With Cisco Identity Intelligence and DefenseClaw, Cisco implements active scanning of identity, actions, MCP servers, and assets. Separately, Cisco unveiled an Agent Runtime Software Development Kit (SDK), which embeds policy enforcement directly into agent workflows at build time. The SDK supports frameworks including AWS Bedrock AgentCore, Google Vertex Agent Builder, Azure AI Foundry, LangChain, and more.

Startup Funding Action

With the larger vendors pumping out new products targeting agentic AI, the startups weren’t left behind. Agentic AI provides fertile ground in areas such as identity control, MCP, and supply-chain security.

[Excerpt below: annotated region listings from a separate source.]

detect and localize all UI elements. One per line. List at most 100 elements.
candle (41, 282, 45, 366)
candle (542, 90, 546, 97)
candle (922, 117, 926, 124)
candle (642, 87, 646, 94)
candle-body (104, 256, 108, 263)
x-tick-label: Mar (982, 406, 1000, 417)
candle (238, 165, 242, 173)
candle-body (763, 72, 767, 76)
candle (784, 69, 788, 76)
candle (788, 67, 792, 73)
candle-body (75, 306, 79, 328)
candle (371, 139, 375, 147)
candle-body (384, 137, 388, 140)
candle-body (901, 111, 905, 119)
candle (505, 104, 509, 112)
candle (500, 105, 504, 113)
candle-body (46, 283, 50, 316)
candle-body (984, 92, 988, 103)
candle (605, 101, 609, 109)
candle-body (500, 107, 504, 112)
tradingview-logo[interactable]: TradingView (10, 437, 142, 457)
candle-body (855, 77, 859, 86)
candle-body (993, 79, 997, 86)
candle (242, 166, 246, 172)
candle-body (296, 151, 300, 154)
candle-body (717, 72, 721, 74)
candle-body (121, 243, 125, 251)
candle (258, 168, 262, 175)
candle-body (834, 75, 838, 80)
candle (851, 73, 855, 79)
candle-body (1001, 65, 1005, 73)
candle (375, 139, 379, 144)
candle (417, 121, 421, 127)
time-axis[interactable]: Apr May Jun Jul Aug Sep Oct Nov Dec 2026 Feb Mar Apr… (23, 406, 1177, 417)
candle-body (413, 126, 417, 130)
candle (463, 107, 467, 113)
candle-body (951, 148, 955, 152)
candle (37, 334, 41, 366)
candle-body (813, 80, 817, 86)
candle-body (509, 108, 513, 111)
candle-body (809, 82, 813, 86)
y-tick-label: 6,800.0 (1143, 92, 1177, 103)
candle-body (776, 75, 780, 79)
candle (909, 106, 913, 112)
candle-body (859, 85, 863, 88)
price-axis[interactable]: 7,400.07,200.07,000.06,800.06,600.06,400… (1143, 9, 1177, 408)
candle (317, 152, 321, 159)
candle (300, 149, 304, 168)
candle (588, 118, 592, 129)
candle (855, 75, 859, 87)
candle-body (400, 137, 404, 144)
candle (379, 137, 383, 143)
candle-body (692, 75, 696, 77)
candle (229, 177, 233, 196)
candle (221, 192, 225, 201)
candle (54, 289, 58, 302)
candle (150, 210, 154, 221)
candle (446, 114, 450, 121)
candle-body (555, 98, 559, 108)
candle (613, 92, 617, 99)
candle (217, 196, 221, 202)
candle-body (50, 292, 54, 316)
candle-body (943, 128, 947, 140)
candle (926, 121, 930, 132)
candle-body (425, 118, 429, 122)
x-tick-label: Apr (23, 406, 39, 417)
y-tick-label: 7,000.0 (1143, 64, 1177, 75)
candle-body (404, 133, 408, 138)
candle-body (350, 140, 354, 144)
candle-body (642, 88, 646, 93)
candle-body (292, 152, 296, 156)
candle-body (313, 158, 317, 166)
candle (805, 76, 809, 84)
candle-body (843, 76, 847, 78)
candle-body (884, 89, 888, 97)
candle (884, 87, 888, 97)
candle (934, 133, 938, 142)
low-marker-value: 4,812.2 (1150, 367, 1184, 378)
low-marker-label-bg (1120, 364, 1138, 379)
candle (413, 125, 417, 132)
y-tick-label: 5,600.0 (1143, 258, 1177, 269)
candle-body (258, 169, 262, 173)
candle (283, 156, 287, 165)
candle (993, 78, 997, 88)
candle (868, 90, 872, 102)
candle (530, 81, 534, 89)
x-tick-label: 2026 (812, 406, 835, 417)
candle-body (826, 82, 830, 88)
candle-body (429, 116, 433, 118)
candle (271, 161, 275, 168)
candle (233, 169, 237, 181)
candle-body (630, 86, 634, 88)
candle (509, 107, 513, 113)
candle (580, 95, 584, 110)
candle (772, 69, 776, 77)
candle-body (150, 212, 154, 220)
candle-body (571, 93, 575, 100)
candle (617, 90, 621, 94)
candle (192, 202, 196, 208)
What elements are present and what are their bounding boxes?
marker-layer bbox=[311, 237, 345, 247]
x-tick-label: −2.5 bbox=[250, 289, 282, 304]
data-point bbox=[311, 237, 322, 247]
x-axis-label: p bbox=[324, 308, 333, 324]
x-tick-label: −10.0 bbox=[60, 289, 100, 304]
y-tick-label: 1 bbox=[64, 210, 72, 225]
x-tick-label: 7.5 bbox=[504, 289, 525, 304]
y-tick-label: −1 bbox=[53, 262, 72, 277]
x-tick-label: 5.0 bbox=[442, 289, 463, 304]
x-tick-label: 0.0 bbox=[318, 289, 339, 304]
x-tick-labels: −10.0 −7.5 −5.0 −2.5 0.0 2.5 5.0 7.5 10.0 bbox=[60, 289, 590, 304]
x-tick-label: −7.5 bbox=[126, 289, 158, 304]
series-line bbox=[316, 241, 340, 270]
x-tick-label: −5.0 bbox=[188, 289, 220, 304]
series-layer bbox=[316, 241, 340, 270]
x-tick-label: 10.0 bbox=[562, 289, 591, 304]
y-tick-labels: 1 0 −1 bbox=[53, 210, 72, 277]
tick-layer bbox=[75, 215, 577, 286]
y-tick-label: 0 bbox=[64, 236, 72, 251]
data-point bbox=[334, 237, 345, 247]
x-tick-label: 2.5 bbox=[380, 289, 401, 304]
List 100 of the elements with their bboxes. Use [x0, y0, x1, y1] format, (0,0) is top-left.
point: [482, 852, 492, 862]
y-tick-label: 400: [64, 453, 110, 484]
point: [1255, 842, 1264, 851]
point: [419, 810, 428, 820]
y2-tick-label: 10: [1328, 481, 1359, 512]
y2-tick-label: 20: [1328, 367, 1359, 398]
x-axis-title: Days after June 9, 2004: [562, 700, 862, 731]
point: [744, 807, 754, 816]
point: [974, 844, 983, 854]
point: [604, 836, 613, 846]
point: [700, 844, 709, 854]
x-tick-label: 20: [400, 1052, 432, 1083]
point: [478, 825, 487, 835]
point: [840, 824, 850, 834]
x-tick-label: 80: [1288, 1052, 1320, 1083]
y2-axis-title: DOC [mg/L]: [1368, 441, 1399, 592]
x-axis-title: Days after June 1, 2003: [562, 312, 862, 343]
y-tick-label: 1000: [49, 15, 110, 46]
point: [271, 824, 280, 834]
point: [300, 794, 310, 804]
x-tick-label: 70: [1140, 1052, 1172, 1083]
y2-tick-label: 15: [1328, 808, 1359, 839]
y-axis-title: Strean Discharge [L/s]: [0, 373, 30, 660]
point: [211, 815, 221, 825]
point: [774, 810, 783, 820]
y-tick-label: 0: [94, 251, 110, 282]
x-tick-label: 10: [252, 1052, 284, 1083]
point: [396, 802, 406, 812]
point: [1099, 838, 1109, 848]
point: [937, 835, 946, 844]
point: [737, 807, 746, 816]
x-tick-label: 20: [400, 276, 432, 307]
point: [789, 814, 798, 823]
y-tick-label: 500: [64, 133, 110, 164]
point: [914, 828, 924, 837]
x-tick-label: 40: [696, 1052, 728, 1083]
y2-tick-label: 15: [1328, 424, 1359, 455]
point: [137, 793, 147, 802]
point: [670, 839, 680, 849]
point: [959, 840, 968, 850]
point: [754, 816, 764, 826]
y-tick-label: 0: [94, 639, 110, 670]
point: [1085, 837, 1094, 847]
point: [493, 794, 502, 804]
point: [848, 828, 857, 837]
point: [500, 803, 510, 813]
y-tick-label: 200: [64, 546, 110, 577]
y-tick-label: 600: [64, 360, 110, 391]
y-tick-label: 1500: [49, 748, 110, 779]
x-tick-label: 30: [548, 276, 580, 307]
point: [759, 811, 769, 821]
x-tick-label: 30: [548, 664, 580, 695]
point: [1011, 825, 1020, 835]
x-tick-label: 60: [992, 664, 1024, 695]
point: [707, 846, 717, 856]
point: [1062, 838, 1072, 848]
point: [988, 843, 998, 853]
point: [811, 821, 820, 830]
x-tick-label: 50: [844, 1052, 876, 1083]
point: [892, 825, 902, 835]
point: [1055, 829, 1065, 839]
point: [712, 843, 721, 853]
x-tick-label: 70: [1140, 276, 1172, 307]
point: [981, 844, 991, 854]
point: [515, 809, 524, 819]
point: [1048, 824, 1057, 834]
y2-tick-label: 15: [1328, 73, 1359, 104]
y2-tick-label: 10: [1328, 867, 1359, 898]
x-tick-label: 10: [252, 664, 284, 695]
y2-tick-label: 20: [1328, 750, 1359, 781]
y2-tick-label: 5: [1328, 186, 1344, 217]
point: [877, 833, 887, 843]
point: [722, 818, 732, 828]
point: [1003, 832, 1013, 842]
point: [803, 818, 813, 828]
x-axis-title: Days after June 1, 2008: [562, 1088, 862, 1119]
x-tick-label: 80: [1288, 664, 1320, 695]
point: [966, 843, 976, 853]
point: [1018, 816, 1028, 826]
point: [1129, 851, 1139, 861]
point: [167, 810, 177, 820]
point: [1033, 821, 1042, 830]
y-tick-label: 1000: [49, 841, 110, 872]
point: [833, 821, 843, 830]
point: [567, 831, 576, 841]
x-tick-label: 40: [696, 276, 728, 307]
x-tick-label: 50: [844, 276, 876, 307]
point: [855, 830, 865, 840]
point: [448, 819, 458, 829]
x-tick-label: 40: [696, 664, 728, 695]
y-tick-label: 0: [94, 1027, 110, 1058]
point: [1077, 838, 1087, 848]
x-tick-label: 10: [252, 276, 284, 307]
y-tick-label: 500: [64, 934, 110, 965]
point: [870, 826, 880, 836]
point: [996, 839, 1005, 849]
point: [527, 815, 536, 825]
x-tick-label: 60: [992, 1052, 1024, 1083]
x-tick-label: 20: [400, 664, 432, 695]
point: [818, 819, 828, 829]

RSAC is always fertile ground for launches and funding events. Here were some key funding and startup announcements:

  • A week prior to RSAC, Cloaked announced a gargantuan $375 million round to expand its enterprise-grade privacy platform. Cloaked has products for both consumers and enterprises targeting data security and privacy, but it looks like this recent round will help it expand its enterprise offerings, which include data cleanup, secure identities, and encrypted password management.
  • Surf AI launched with $57 million in funding for its agentic security operations platform. The round was led by Accel, with participation from existing investors Cyberstarts and Boldstart Ventures. Surf AI says it will operationalize security with a single agentic platform that connects the business context and data scattered across an organization's systems. The platform reads signals from identity, cloud, security, data, HR, and IT tools to build a living context graph that links assets, owners, permissions, and dependencies.
  • Above Security, a Tel Aviv, Israel-based AI-native agentic managed insider threat platform, has emerged from stealth and announced $50 million in funding. The round was led by Ballistic Ventures, Merlin Ventures, and Norwest, with participation from Jump Capital and QPV Ventures.
  • Futuriom 50 company Eclypsium, which specializes in hardware and AI infrastructure protection, has raised an additional $25 million in financing. The round was led by PEAK6 Strategic Capital, with participation from a top-three US bank. Previous backers include Ten Eleven Ventures, Andreessen Horowitz, Pavilion Capital (Seviora Group), Qualcomm Ventures, and Madrona Ventures.
  • Native announced on Tuesday that it raised $42 million in total funding as it emerged from stealth, addressing the growing challenge of enforcing security policies across multi-cloud environments. The latest raise is a $31 million Series A led by Ballistic Ventures, with participation from General Catalyst, YL Ventures, and Merlin Ventures. Phil Venables, former CISO of Google Cloud and now a venture partner at Ballistic Ventures, has joined Native’s board of directors.